Martins et al.  estimated a protein size of 3.62 nm in diameter of LzaBBI (17.3 kDa) by using a theoretical tool (http://www.calctool.org/CALC/prof/bio/protein_size). At the same platform, ShTI showed a theoretical diameter of 3.15 nm. Thus, considering the porous structure of Gram-positive bacterial cell wall dimensions of 40–80 nm, it is reasonable to assume that ShTI can reach and interact with the S. aureus plasma membrane, disturbing its surface, as suggested by Martins et al. . Notably, the cell wall of Gram-negative bacteria possesses an outer membrane that prevents the passage of some antibacterial compounds that are not present in Gram-positive microorganisms . This intrinsic resistance attributed to the cell wall structure might explain the particular activity found to ShTI against those pathogens.
ShTI also induced the production of reactive oxygen species (ROS) in S. aureus.

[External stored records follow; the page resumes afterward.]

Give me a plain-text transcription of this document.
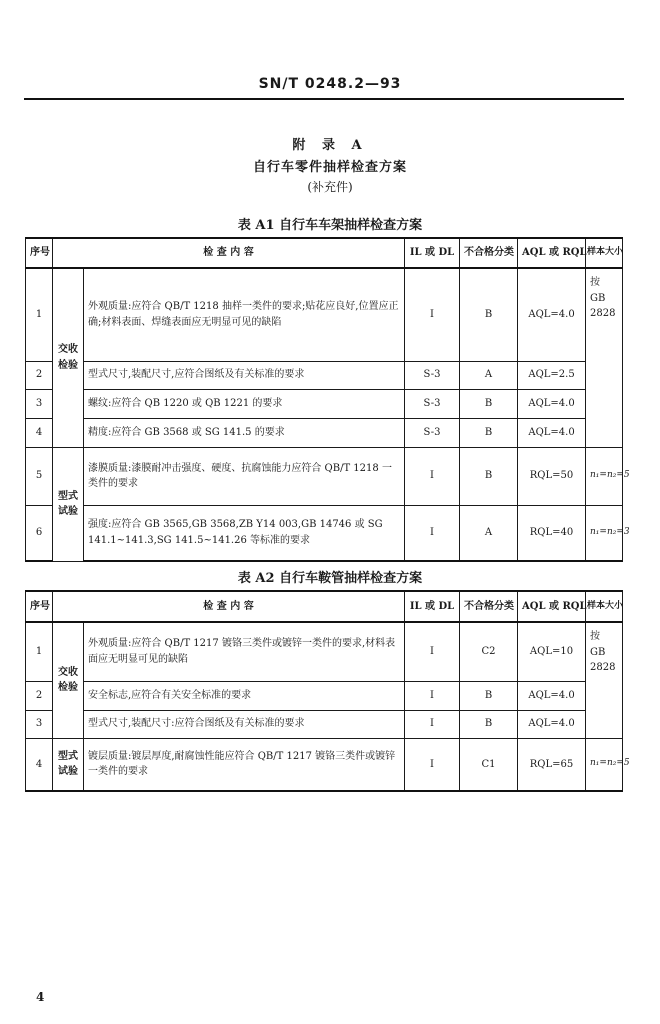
SN/T 0248.2—93
附 录 A
自行车零件抽样检查方案
(补充件)
表 A1 自行车车架抽样检查方案
序号	检 查 内 容		IL 或 DL	不合格分类	AQL 或 RQL	样本大小
1	交收检验	外观质量:应符合 QB/T 1218 抽样一类件的要求;贴花应良好,位置应正确;材料表面、焊缝表面应无明显可见的缺陷	I	B	AQL=4.0	按 GB 2828
2		型式尺寸,装配尺寸,应符合图纸及有关标准的要求	S-3	A	AQL=2.5	
3		螺纹:应符合 QB 1220 或 QB 1221 的要求	S-3	B	AQL=4.0	
4		精度:应符合 GB 3568 或 SG 141.5 的要求	S-3	B	AQL=4.0	
5	型式试验	漆膜质量:漆膜耐冲击强度、硬度、抗腐蚀能力应符合 QB/T 1218 一类件的要求	I	B	RQL=50	n₁=n₂=5
6		强度:应符合 GB 3565,GB 3568,ZB Y14 003,GB 14746 或 SG 141.1~141.3,SG 141.5~141.26 等标准的要求	I	A	RQL=40	n₁=n₂=3
表 A2 自行车鞍管抽样检查方案
序号	检 查 内 容		IL 或 DL	不合格分类	AQL 或 RQL	样本大小
1	交收检验	外观质量:应符合 QB/T 1217 镀铬三类件或镀锌一类件的要求,材料表面应无明显可见的缺陷	I	C2	AQL=10	按 GB 2828
2		安全标志,应符合有关安全标准的要求	I	B	AQL=4.0	
3		型式尺寸,装配尺寸:应符合图纸及有关标准的要求	I	B	AQL=4.0	
4	型式试验	镀层质量:镀层厚度,耐腐蚀性能应符合 QB/T 1217 镀铬三类件或镀锌一类件的要求	I	C1	RQL=65	n₁=n₂=5
4
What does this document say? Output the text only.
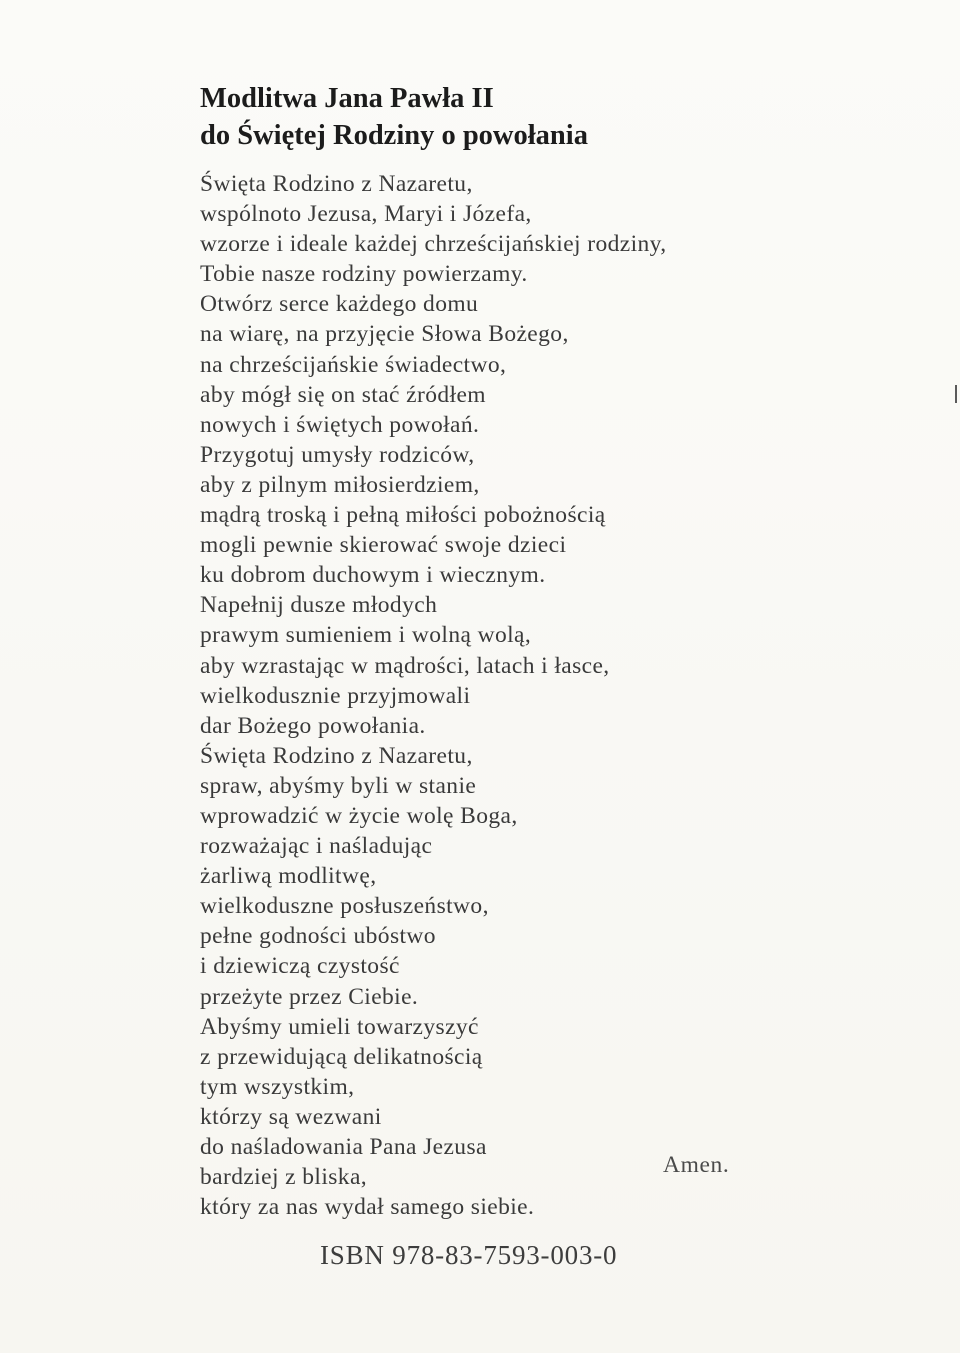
Modlitwa Jana Pawła II
do Świętej Rodziny o powołania
Święta Rodzino z Nazaretu,
wspólnoto Jezusa, Maryi i Józefa,
wzorze i ideale każdej chrześcijańskiej rodziny,
Tobie nasze rodziny powierzamy.
Otwórz serce każdego domu
na wiarę, na przyjęcie Słowa Bożego,
na chrześcijańskie świadectwo,
aby mógł się on stać źródłem
nowych i świętych powołań.
Przygotuj umysły rodziców,
aby z pilnym miłosierdziem,
mądrą troską i pełną miłości pobożnością
mogli pewnie skierować swoje dzieci
ku dobrom duchowym i wiecznym.
Napełnij dusze młodych
prawym sumieniem i wolną wolą,
aby wzrastając w mądrości, latach i łasce,
wielkodusznie przyjmowali
dar Bożego powołania.
Święta Rodzino z Nazaretu,
spraw, abyśmy byli w stanie
wprowadzić w życie wolę Boga,
rozważając i naśladując
żarliwą modlitwę,
wielkoduszne posłuszeństwo,
pełne godności ubóstwo
i dziewiczą czystość
przeżyte przez Ciebie.
Abyśmy umieli towarzyszyć
z przewidującą delikatnością
tym wszystkim,
którzy są wezwani
do naśladowania Pana Jezusa
bardziej z bliska,
który za nas wydał samego siebie.
Amen.
ISBN 978-83-7593-003-0
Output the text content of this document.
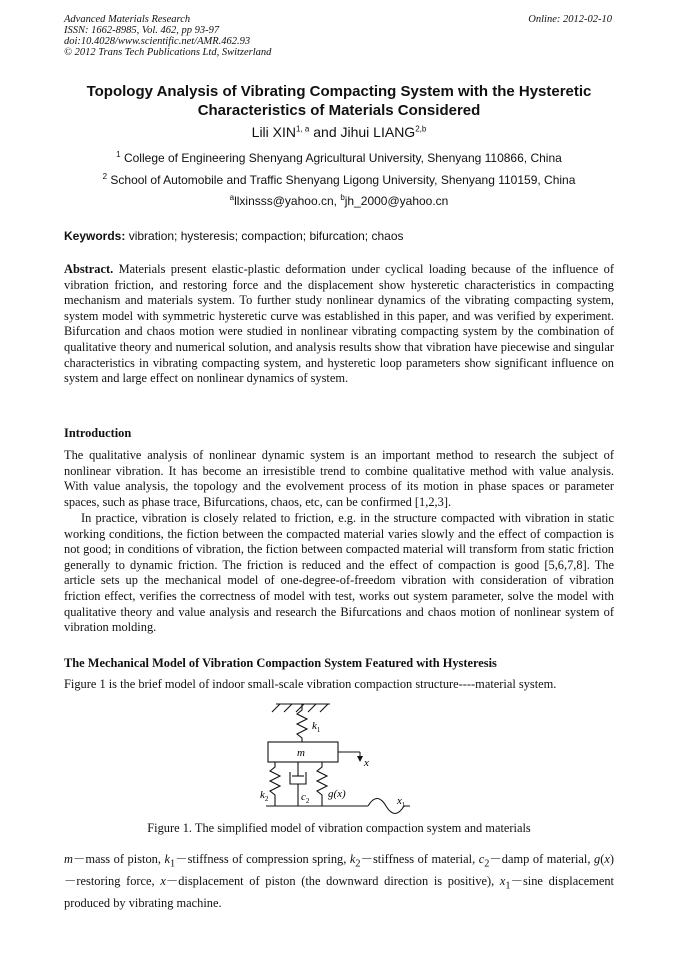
Advanced Materials Research
ISSN: 1662-8985, Vol. 462, pp 93-97
doi:10.4028/www.scientific.net/AMR.462.93
© 2012 Trans Tech Publications Ltd, Switzerland
Online: 2012-02-10
Topology Analysis of Vibrating Compacting System with the Hysteretic
Characteristics of Materials Considered
Lili XIN$^{1, a}$ and Jihui LIANG$^{2,b}$
$^1$ College of Engineering Shenyang Agricultural University, Shenyang 110866, China
$^2$ School of Automobile and Traffic Shenyang Ligong University, Shenyang 110159, China
$^a$llxinsss@yahoo.cn, $^b$jh_2000@yahoo.cn
Keywords: vibration; hysteresis; compaction; bifurcation; chaos
Abstract. Materials present elastic-plastic deformation under cyclical loading because of the influence of vibration friction, and restoring force and the displacement show hysteretic characteristics in compacting mechanism and materials system. To further study nonlinear dynamics of the vibrating compacting system, system model with symmetric hysteretic curve was established in this paper, and was verified by experiment. Bifurcation and chaos motion were studied in nonlinear vibrating compacting system by the combination of qualitative theory and numerical solution, and analysis results show that vibration have piecewise and singular characteristics in vibrating compacting system, and hysteretic loop parameters show significant influence on system and large effect on nonlinear dynamics of system.
Introduction
The qualitative analysis of nonlinear dynamic system is an important method to research the subject of nonlinear vibration. It has become an irresistible trend to combine qualitative method with value analysis. With value analysis, the topology and the evolvement process of its motion in phase spaces or parameter spaces, such as phase trace, Bifurcations, chaos, etc, can be confirmed [1,2,3].
In practice, vibration is closely related to friction, e.g. in the structure compacted with vibration in static working conditions, the fiction between the compacted material varies slowly and the effect of compaction is not good; in conditions of vibration, the fiction between compacted material will transform from static friction generally to dynamic friction. The friction is reduced and the effect of compaction is good [5,6,7,8]. The article sets up the mechanical model of one-degree-of-freedom vibration with consideration of vibration friction effect, verifies the correctness of model with test, works out system parameter, solve the model with qualitative theory and value analysis and research the Bifurcations and chaos motion of nonlinear system of vibration molding.
The Mechanical Model of Vibration Compaction System Featured with Hysteresis
Figure 1 is the brief model of indoor small-scale vibration compaction structure----material system.
$k_1$
m
x
$k_2$	$c_2$
g(x)
$x_1$
Figure 1. The simplified model of vibration compaction system and materials
m－mass of piston, $k_1-stiffness$ of compression spring, $k_2-stiffness$ of material, $c_2-damp$ of material, g(x)－restoring force, x－displacement of piston (the downward direction is positive), $x_1-\sin e$ displacement produced by vibrating machine.
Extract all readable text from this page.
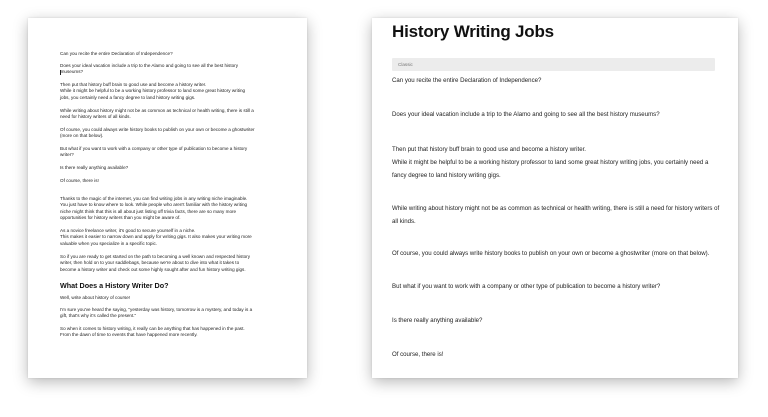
Can you recite the entire Declaration of Independence?

Does your ideal vacation include a trip to the Alamo and going to see all the best history

museums?

Then put that history buff brain to good use and become a history writer.

While it might be helpful to be a working history professor to land some great history writing

jobs, you certainly need a fancy degree to land history writing gigs.

While writing about history might not be as common as technical or health writing, there is still a

need for history writers of all kinds.

Of course, you could always write history books to publish on your own or become a ghostwriter

(more on that below).

But what if you want to work with a company or other type of publication to become a history

writer?

Is there really anything available?

Of course, there is!

Thanks to the magic of the internet, you can find writing jobs in any writing niche imaginable.

You just have to know where to look. While people who aren't familiar with the history writing

niche might think that this is all about just listing off trivia facts, there are so many more

opportunities for history writers than you might be aware of.

As a novice freelance writer, it's good to secure yourself in a niche.

This makes it easier to narrow down and apply for writing gigs. It also makes your writing more

valuable when you specialize in a specific topic.

So if you are ready to get started on the path to becoming a well known and respected history

writer, then hold on to your saddlebags, because we're about to dive into what it takes to

become a history writer and check out some highly sought after and fun history writing gigs.

What Does a History Writer Do?

Well, write about history of course!

I'm sure you've heard the saying, "yesterday was history, tomorrow is a mystery, and today is a

gift, that's why it's called the present."

So when it comes to history writing, it really can be anything that has happened in the past.

From the dawn of time to events that have happened more recently.

History Writing Jobs
Classic
Can you recite the entire Declaration of Independence?
Does your ideal vacation include a trip to the Alamo and going to see all the best history museums?
Then put that history buff brain to good use and become a history writer.
While it might be helpful to be a working history professor to land some great history writing jobs, you certainly need a fancy degree to land history writing gigs.
While writing about history might not be as common as technical or health writing, there is still a need for history writers of all kinds.
Of course, you could always write history books to publish on your own or become a ghostwriter (more on that below).
But what if you want to work with a company or other type of publication to become a history writer?
Is there really anything available?
Of course, there is!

Overproduction of ROS can lead to a toxic environment for microorganisms, in which damage to proteins, DNA, and lipids may occur, finally resulting in cell death. Although other PPIs have also been involved in inducing ROS accumulation in bacterial and fungal cells [9, 31], their mechanisms are not well understood. It has been suggested that ROS overproduction results from the activation of mitochondria to assure the increased energetic metabolism necessary to repair and maintain membrane cell physiological function, which was previously damaged .
Taken together, considering the mode of action of oxacillin and ShTI, it is reasonable to assume that oxacillin may perturb cell wall structure, which in turn improves the entry and interactions between ShTI and the plasma membrane, thereby generating the observed synergistic effects. Thus, considering the potential therapeutic application of ShTI in treating infections caused by S. aureus alone or in drug combination therapy, its toxicological assessment and in vivo responses deserve further study.